We have had two big dreams during 19th and 29th century, and both were very costly for the nation, whilst eventually they proved wrong: the communism and nationalism. They were the answers to animosities among nations, states, religions. Those were two huge driving ideologies that in the end provoked negative forces among the people. The question is: what should a driving idea be like to provoke the positive side in the people? We should not abandon the faith in the existence of an idea having such power. You cannot motivate people with insufficient assistance, incomplete support to their development, with a little of this and a little of that, any of it is unsatisfactory. These people need to cling to a meaning for existence, not only individually, but also in their collective lives. European integration may take upon itself such role, if it develops into a vision, instead of remaining just a bureaucratic concept; if a visionary and capable management takes lead in Europe, the management that will understand that European future will depend on the way the entire European continent shapes up, instead of focusing on several European countries only; if we soon start with building up the comprehensive vision of Europe, than we will be have that powerful tool I spoke of, in our hands; because any love, almost any love lasts for some time and then starts dying out. I am not aware of your own experience, but this is the standard. The eternal love, that unfortunate love that follows us until the day we die existed in middle ages. In 21st century, when one love fails you, one seeks for another. If Europe remains that bureaucratic as it proved to be during the past years, the people whose love is not responded to with warm feelings, will seek for its replacement; and the first best, or first worst solution is, of course, the nationalism. Because, great loves are rare and it is dangerous to promote European idea without sufficient energy involved. The idea of nationalism, although wrong, is strong and easily replaces other ideas, which only means that we are at the beginning of a new horrible phase in European history, again.

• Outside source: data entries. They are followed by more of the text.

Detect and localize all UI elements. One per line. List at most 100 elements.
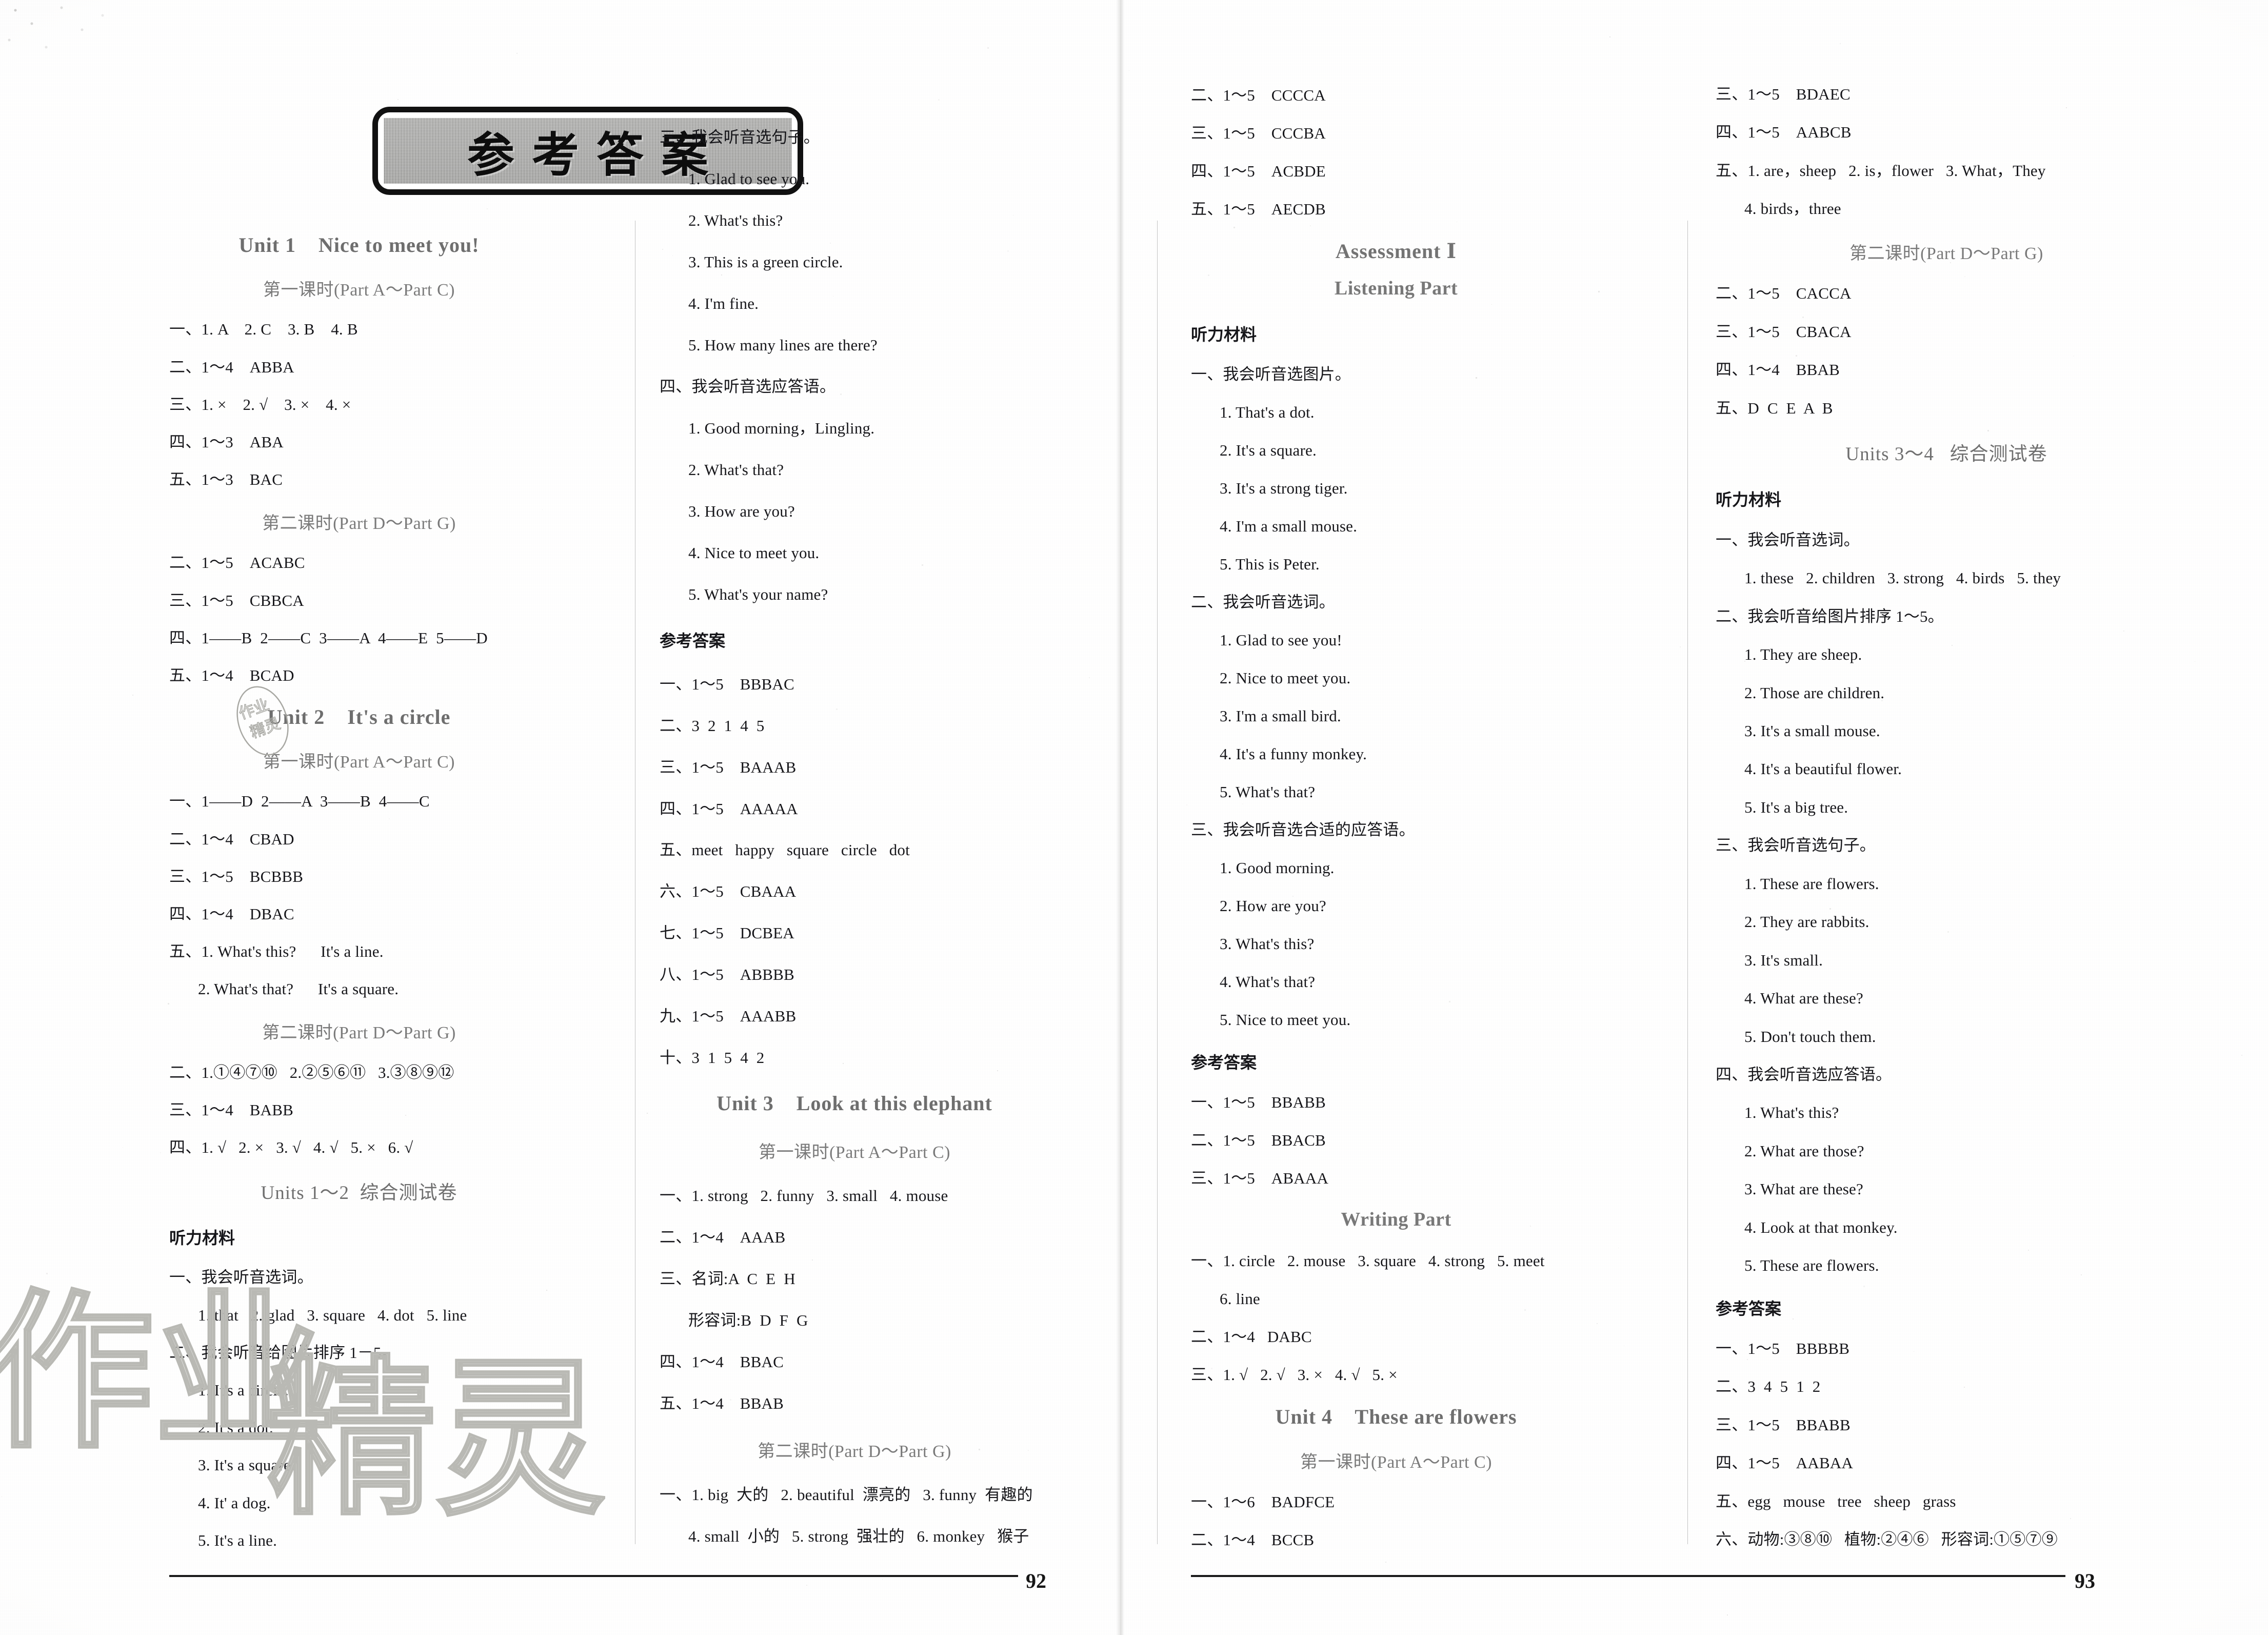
answer-line-indented: 形容词:B D F G — [688, 1311, 808, 1330]
test-paper-heading: Units 1～2 综合测试卷 — [261, 1183, 457, 1204]
page-bottom-rule-right — [1191, 1575, 2065, 1577]
answer-line: 五、1～5 AECDB — [1191, 200, 1326, 218]
answer-line: 二、我会听音选词。 — [1191, 593, 1335, 611]
book-gutter — [1116, 0, 1124, 1635]
answer-line: 四、我会听音选应答语。 — [660, 377, 836, 396]
answer-line-indented: 3. I'm a small bird. — [1220, 707, 1341, 725]
answer-line-indented: 4. I'm fine. — [688, 294, 759, 312]
answer-line-indented: 1. these 2. children 3. strong 4. birds … — [1744, 569, 2061, 587]
answer-line-indented: 1. That's a dot. — [1220, 403, 1315, 421]
lesson-subheading: 第一课时(Part A～Part C) — [1300, 1453, 1493, 1472]
answer-line: 四、1. √ 2. × 3. √ 4. √ 5. × 6. √ — [169, 1138, 413, 1156]
answer-line-indented: 4. What's that? — [1220, 973, 1316, 991]
answer-line: 二、1～4 AAAB — [660, 1228, 786, 1247]
answer-line: 三、我会听音选合适的应答语。 — [1191, 821, 1415, 839]
answer-line: 三、我会听音选句子。 — [1716, 836, 1876, 855]
answer-line: 五、1～3 BAC — [169, 470, 283, 489]
answer-line: 四、1——B 2——C 3——A 4——E 5——D — [169, 628, 488, 647]
answer-line: 四、1～4 BBAC — [660, 1353, 784, 1371]
answer-line: 一、1. A 2. C 3. B 4. B — [169, 320, 358, 339]
answer-line: 四、1～5 AABAA — [1716, 1454, 1854, 1472]
page-number-right: 93 — [2075, 1569, 2095, 1592]
answer-line: 三、1～5 BDAEC — [1716, 85, 1851, 103]
answer-line: 四、我会听音选应答语。 — [1716, 1065, 1892, 1084]
answer-line-indented: 1. Good morning. — [1220, 859, 1335, 877]
answer-line-indented: 5. What's that? — [1220, 783, 1316, 801]
assessment-heading: Assessment Ⅰ — [1335, 240, 1457, 263]
answer-line: 一、1——D 2——A 3——B 4——C — [169, 792, 430, 811]
answer-line: 一、1～6 BADFCE — [1191, 1493, 1335, 1511]
lesson-subheading: 第一课时(Part A～Part C) — [758, 1143, 951, 1163]
answer-line: 一、1. circle 2. mouse 3. square 4. strong… — [1191, 1252, 1545, 1270]
answer-line-indented: 1. They are sheep. — [1744, 645, 1862, 664]
answer-line: 五、meet happy square circle dot — [660, 841, 910, 859]
answer-line: 二、1～4 CBAD — [169, 830, 294, 848]
answer-line-indented: 2. It's a square. — [1220, 441, 1317, 459]
answer-line: 二、1～5 BBACB — [1191, 1131, 1326, 1149]
answer-line: 三、1～5 ABAAA — [1191, 1169, 1329, 1187]
answer-line-indented: 4. birds，three — [1744, 200, 1841, 218]
answer-line: 二、1～4 ABBA — [169, 358, 294, 376]
answer-line: 三、1～5 CBBCA — [169, 591, 304, 609]
answer-line: 二、我会听音给图片排序 1～5。 — [1716, 607, 1944, 625]
answer-line: 二、1～5 ACABC — [169, 554, 305, 572]
answer-line: 二、1～4 BCCB — [1191, 1531, 1315, 1549]
answer-line-indented: 1. Glad to see you. — [688, 169, 810, 188]
answer-line: 三、1～5 BAAAB — [660, 758, 797, 776]
answer-line: 三、1～5 CBACA — [1716, 322, 1852, 341]
answer-line: 五、1～4 BBAB — [660, 1394, 784, 1413]
answer-line: 一、1. big 大的 2. beautiful 漂亮的 3. funny 有趣… — [660, 1486, 1033, 1504]
lesson-subheading: 第二课时(Part D～Part G) — [262, 514, 456, 534]
lesson-subheading: 第二课时(Part D～Part G) — [262, 1023, 456, 1043]
answer-line-indented: 5. These are flowers. — [1744, 1256, 1879, 1275]
section-part-heading: Writing Part — [1341, 1209, 1451, 1230]
answer-line: 六、动物:③⑧⑩ 植物:②④⑥ 形容词:①⑤⑦⑨ — [1716, 1530, 2058, 1549]
answer-line-indented: 5. This is Peter. — [1220, 555, 1320, 573]
answer-line: 七、1～5 DCBEA — [660, 924, 794, 942]
section-label: 听力材料 — [1191, 325, 1257, 344]
answer-line-indented: 1. It's a circle. — [198, 1381, 289, 1399]
answer-line-indented: 1. Glad to see you! — [1220, 631, 1342, 649]
lesson-subheading: 第二课时(Part D～Part G) — [1849, 244, 2043, 263]
section-label: 参考答案 — [1716, 1298, 1782, 1318]
answer-line: 六、1～5 CBAAA — [660, 882, 797, 901]
answer-line-indented: 3. It's a square. — [198, 1456, 295, 1474]
answer-line: 五、egg mouse tree sheep grass — [1716, 1492, 1956, 1510]
answer-column-1: Unit 1 Nice to meet you! 第一课时(Part A～Part… — [169, 224, 549, 1570]
page-bottom-rule-left — [169, 1575, 1018, 1577]
answer-line-indented: 2. How are you? — [1220, 897, 1326, 915]
answer-line: 八、1～5 ABBBB — [660, 966, 794, 984]
answer-line: 三、名词:A C E H — [660, 1270, 795, 1288]
answer-line: 二、1～4 DABC — [1191, 1328, 1312, 1346]
section-label: 听力材料 — [169, 1228, 235, 1248]
answer-line-indented: 3. It's a small mouse. — [1744, 722, 1880, 740]
section-label: 参考答案 — [1191, 1053, 1257, 1072]
answer-line-indented: 4. It's a beautiful flower. — [1744, 760, 1902, 778]
column-divider-3 — [1687, 221, 1688, 1544]
answer-line: 九、1～5 AAABB — [660, 1007, 797, 1026]
lesson-subheading: 第一课时(Part A～Part C) — [263, 753, 455, 772]
answer-line-indented: 5. It's a line. — [198, 1531, 277, 1549]
answer-line: 五、1. are，sheep 2. is，flower 3. What，They — [1716, 161, 2046, 180]
answer-line-indented: 5. Don't touch them. — [1744, 1027, 1876, 1046]
unit-heading: Unit 3 Look at this elephant — [717, 1092, 992, 1115]
answer-line: 二、1.①④⑦⑩ 2.②⑤⑥⑪ 3.③⑧⑨⑫ — [169, 1063, 454, 1081]
answer-line: 四、1～5 AAAAA — [660, 799, 798, 818]
answer-line: 十、3 1 5 4 2 — [660, 1049, 765, 1067]
answer-line: 一、我会听音选词。 — [169, 1268, 313, 1287]
answer-line-indented: 4. Nice to meet you. — [688, 543, 820, 562]
answer-line: 一、1～5 BBBBB — [1716, 1339, 1850, 1357]
answer-line-indented: 3. What are these? — [1744, 1180, 1863, 1198]
lesson-subheading: 第二课时(Part D～Part G) — [758, 1442, 951, 1462]
answer-line-indented: 2. What's that? It's a square. — [198, 980, 399, 998]
answer-line: 五、D C E A B — [1716, 399, 1833, 417]
answer-line-indented: 3. What's this? — [1220, 935, 1315, 953]
answer-line-indented: 2. What's that? — [688, 460, 784, 479]
answer-line: 一、我会听音选图片。 — [1191, 365, 1351, 383]
answer-line-indented: 3. This is a green circle. — [688, 252, 843, 271]
section-label: 参考答案 — [660, 631, 726, 651]
answer-line: 五、1～4 BCAD — [169, 666, 294, 684]
answer-line-indented: 4. It' a dog. — [198, 1493, 271, 1512]
answer-line-indented: 4. What are these? — [1744, 989, 1863, 1008]
answer-line: 二、1～5 CCCCA — [1191, 86, 1326, 104]
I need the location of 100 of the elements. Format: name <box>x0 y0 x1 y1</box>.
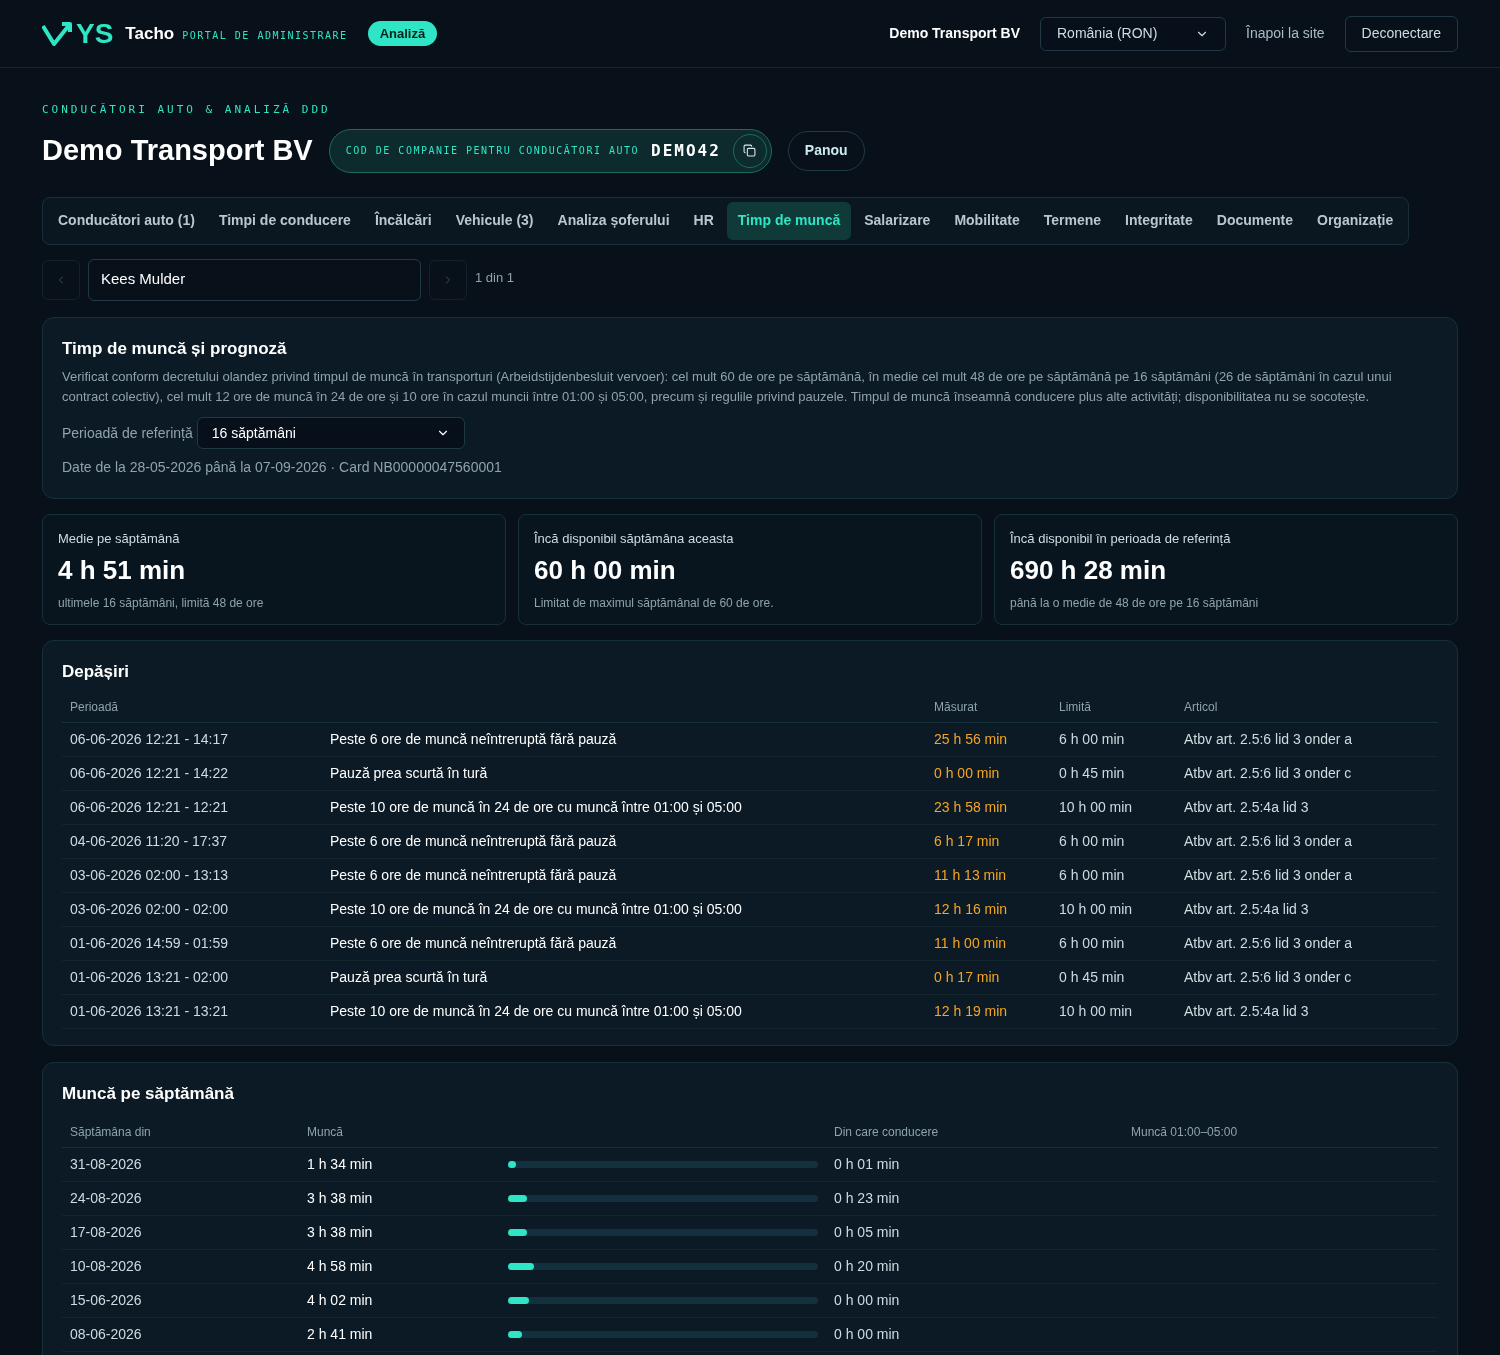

Without the entirety, Europe will not be stable and will not be able to play the role in the world history. My message is the following: it is of course true that the positive forces in the Balkan countries are decisive, but we also need the positive energy to come from Europe. Such energy must not be limited to material one, it must contain idealism and emotion. I may have the wrong impression, since I do not live in Central Europe, but it seems to me that Europe itself and the idea of Europe is gradually being narrowed down to protocol, bureaucracy, procedural matters. There is a deficit of European identity in Europe alone, and in order for it to give us some more hope, it has to create that positive energy. Europe itself has to know why the European model is better than any other. That is why this combination of solidarity, freedom, market economy, born in Europe, seems better than any other elsewhere. I do not see much enthusiasm about this project and I do not see many people in Europe trying to persuade the World that European model is good and that it is not only about economy or development of cities, that it is not only about reaching quality standards, but that this project equally involves soul. We do need European soul, and we have one, in spite of not being the EU members.
Zoran Đinđić speech at Churchill Symposium at University of Zurich, Switzerland on 10 October 2002.
We publish this text on the occasion of 13 years of the assassination of dr Zoran Đunđić, Prime Minister of the Republic Serbia (2001 – 2003).
We deeply thank the “Zoran Đinđić Foundation” for this text.